Les futures élections en Tunisie ressembleront vraisemblablement à un véritable bordel. Que les pudiques m’excusent, mais il ne saurait y avoir d'autre mot pour décrire ces premières élections de la IIème République. Pour organiser le scrutin, il faut qu’il y ait un terrain favorable. Or le terrain que l’on prépare actuellement ne présage rien de bon. Bien qu’il y ait partout des revendications démocratiques, on sent et on voit clairement les airs despotiques et calculateurs des différents acteurs politiques de l’ANC, pères fondateurs de la Constitution, censés appliquer et respecter drastiquement la loi.

Trois faits ont eu lieu la semaine dernière autorisant ce diagnostic sceptique.

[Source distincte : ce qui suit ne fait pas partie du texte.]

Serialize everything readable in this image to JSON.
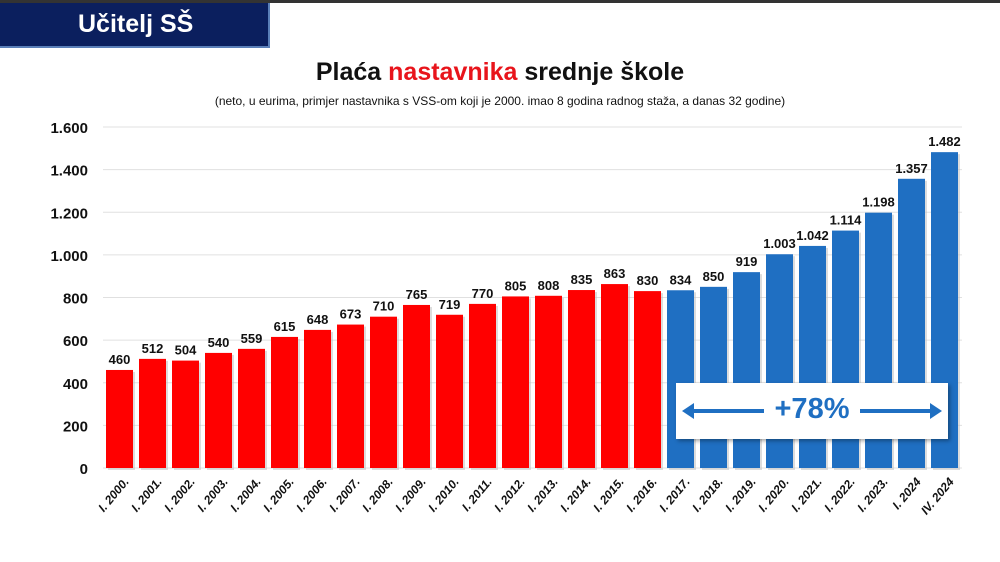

L’article 167 relatif à l’exclusion des acteurs politiques de l’ancien régime n’est pas passé au vote. C’est une excellente chose en soi, seuls les électeurs ont le droit de sanctionner qui ils veulent. On n’a pas, sous une démocratie qui se veut respectable, à concocter des lois sur mesure pour exclure X ou Y. Cet article a été rejeté in extremis, il y avait 108 voix pour, alors qu’il en fallait 109. Non satisfaits par ce résultat, les députés ‘’exclusionnistes’’ ont exigé et obtenu un deuxième vote. Usant, une énième fois, de la pirouette de l'article 93 du règlement intérieur, les élus ont fait repasser un article quasi-identique que celui refusé en plénière.
Là s’annonce le premier signal d’avertissement. Ce n’est pas parce qu’un résultat nous déplait que l’on doit repasser un vote. Ce n’est pas une première diriez-vous ? Oui, sauf que pour les suffrages précédents, il y avait des défaillances techniques justifiant ces deuxièmes votes et il n’y avait pas une insatisfaction des résultats obtenus. Et quand bien même il y en a eu, cela n’aurait jamais dû se passer et il fallait crier au scandale. Il est impératif que les députés soient les premiers à montrer l’exemple et à accepter les résultats d’un suffrage.
Ce deuxième vote relatif à l’article 167 est un prélude pour d’autres violations électorales. Qu’est-ce qui nous empêchera, demain, de refaire les élections si les extrémistes islamistes ou les RCDistes l’emportaient ? Après tout, il y a bien un précédent.
Autre enseignement de cet article 167, l’hypocrisie de certains députés. Parmi ceux qui ont voté pour l’exclusion, figurent certains qui n’ont pas cessé de bécoter avec les RCDistes et les lobbyistes les plus décriés. Mehdi Ben Gharbia, Mahmoud Baroudi et Moncef Cheïkhrouhou, à titre d’exemple. Devant les caméras, on les voit décrier le retour des figures de l’ancien régime. Derrière les caméras, on les voit comme cul et chemise. Non, cette hypocrisie ne présage rien de bon pour l’avenir.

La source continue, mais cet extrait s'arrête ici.